Pressure and Volume Control of Ventilator Using Fuzzy Logic

Abstract

Precise control is critical in the field of medical ventilator systems to guarantee the best possible care for patients. This study investigates the application of fuzzy logic to control volume and pressure in response to servo motor angle changes. The goal of the project is to show how fuzzy logic can effectively address the uncertainties present in physiological systems by utilising MATLAB's capabilities. The study demonstrates the flexibility and stability of the fuzzy logic technique through extensive simulations and analysis, underscoring its potential to improve ventilator control accuracy. The results point to a viable direction for the development of control techniques in important medical applications that offer a cutting-edge method for improving respiratory support in critical care environments. This study focuses on using fuzzy logic to control the volume and pressure parameters in mechanical ventilators.

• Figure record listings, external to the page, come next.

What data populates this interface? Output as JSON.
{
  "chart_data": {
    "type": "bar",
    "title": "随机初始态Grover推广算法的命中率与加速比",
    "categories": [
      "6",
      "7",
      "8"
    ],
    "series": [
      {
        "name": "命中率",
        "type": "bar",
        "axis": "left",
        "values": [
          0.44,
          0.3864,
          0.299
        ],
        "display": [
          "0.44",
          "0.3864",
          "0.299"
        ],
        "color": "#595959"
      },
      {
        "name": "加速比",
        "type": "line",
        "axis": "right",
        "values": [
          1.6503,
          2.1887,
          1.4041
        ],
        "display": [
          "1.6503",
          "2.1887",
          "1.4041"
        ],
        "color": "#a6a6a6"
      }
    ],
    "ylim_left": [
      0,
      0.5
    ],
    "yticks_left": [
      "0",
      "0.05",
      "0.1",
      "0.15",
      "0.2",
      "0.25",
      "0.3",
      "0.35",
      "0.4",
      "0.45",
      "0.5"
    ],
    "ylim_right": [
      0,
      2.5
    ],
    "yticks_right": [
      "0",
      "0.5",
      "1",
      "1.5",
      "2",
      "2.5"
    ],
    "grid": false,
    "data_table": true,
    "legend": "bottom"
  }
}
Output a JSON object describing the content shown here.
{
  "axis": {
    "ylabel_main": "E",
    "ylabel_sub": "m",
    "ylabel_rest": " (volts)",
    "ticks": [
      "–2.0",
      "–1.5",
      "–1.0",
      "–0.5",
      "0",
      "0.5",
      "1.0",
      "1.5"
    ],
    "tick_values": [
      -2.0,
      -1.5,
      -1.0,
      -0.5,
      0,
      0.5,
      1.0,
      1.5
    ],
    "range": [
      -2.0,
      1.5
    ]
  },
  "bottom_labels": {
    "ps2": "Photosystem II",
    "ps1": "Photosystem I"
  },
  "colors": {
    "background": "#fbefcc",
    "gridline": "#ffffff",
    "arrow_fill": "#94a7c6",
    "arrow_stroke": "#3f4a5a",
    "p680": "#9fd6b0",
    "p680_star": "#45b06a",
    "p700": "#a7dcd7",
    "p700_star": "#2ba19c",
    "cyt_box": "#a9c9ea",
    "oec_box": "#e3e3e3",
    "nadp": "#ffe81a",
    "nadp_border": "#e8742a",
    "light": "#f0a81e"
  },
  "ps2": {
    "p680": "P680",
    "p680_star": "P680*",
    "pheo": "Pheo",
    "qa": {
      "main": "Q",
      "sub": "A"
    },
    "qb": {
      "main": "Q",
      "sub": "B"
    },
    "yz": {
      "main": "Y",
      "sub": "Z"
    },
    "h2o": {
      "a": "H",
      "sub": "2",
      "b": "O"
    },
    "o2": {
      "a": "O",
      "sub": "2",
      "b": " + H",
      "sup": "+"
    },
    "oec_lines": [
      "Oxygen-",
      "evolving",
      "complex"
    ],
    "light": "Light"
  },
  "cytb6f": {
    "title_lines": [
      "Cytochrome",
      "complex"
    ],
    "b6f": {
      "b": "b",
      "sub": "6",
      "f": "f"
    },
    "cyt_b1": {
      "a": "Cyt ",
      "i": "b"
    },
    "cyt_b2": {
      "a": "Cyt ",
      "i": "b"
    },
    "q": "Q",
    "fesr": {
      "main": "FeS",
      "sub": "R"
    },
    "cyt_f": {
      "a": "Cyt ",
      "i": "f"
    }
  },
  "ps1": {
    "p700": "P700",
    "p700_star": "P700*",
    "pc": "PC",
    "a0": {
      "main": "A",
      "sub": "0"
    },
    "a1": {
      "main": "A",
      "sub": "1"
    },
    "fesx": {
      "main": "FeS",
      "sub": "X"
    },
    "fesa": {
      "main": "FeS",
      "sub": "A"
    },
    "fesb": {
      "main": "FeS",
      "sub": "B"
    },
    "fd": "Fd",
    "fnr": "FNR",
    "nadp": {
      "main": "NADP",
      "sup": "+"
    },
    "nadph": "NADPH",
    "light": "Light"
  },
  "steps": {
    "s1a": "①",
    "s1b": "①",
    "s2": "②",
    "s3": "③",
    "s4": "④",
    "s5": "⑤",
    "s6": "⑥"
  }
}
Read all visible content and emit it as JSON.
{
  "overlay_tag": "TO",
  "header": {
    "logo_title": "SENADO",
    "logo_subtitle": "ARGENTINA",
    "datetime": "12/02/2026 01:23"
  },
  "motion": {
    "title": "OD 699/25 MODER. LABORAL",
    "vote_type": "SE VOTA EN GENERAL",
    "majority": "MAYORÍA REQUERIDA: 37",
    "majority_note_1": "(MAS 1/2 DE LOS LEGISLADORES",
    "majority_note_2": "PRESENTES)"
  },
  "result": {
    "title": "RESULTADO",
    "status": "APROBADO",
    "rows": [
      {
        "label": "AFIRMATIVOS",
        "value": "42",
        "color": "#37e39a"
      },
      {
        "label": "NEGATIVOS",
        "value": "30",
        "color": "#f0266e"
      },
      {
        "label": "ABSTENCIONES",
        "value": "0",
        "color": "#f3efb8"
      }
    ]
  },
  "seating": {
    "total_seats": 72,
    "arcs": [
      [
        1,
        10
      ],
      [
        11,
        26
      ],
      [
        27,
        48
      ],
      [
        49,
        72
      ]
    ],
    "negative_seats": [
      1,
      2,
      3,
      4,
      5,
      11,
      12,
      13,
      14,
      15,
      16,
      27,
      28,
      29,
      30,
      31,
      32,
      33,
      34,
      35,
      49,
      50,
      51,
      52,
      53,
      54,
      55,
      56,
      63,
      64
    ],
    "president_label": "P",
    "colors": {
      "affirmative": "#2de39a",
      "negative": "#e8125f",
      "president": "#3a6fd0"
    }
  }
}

Fuzzy control techniques are used by the system to dynamically adjust to patient-specific conditions and optimize ventilation depending on feedback received in real-time. The objective of the suggested methodology is to enhance patient outcomes by offering a respiratory support mechanism that is more accurate and flexible. Through simulation and experimental validation, the study explores the viability and effectiveness of the fuzzy logic-based control system, highlighting its potential to improve ventilator performance and provide individualized and responsive critical care. By bridging the gap between sophisticated control systems and traditional ventilation procedures, this research presents a possible path forward for respiratory therapy breakthroughs.